When you stop and think about her, there was really no one like Gwen Ifill. If she was covering a story at the White House, the Capitol or moderating a debate, she was prepared — and viewers could trust her to deliver.
Born on Sept. 5, 1955, to immigrant parents in New York and survived by two brothers and a sister, Ifill’s family is a story of hope. They sometimes lived in subsided housing, giving Gwen a view of the world she used to connect with people or to deliver a story. After high school, she went on to earn her bachelor’s degree in communications from Simmons College in Boston in 1977. The Boston Herald American was her first job in journalism before writing for the Baltimore Evening Sun. When she arrived in Washington in 1984 to work at the Washington Post, she began to shape her career as a political journalist that remains unshakable.
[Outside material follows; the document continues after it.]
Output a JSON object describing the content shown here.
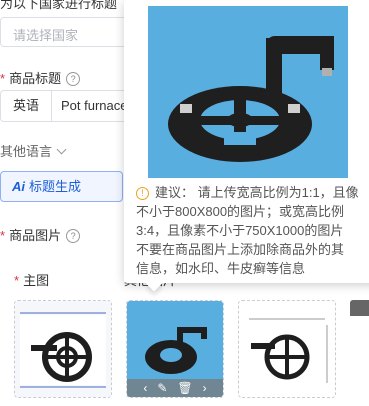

She continued her stellar work at the Post until joining the New York Times in 1991 as a White House correspondent, where she covered Bill Clinton’s campaign, Congress and politicians and elections, big and small. But it was at PBS where she settled in as home away from home to keep us informed on the world of politics. In 1999, she became the first African American woman in history to host a political TV show, called “Washington Week.” At the time of her death, she was the moderator and managing editor of “Washington Week” and co-anchored “PBS News Hour” with Judy Woodruff. At PBS, Ifill moderated the debate between Vice President Dick Cheney and Sen. John Edwards in 2004 and between Sarah Palin and Sen. Joe Biden in 2008. In February, she and Woodruff moderated a Democratic presidential primary debate between Hillary Clinton and Bernie Sanders.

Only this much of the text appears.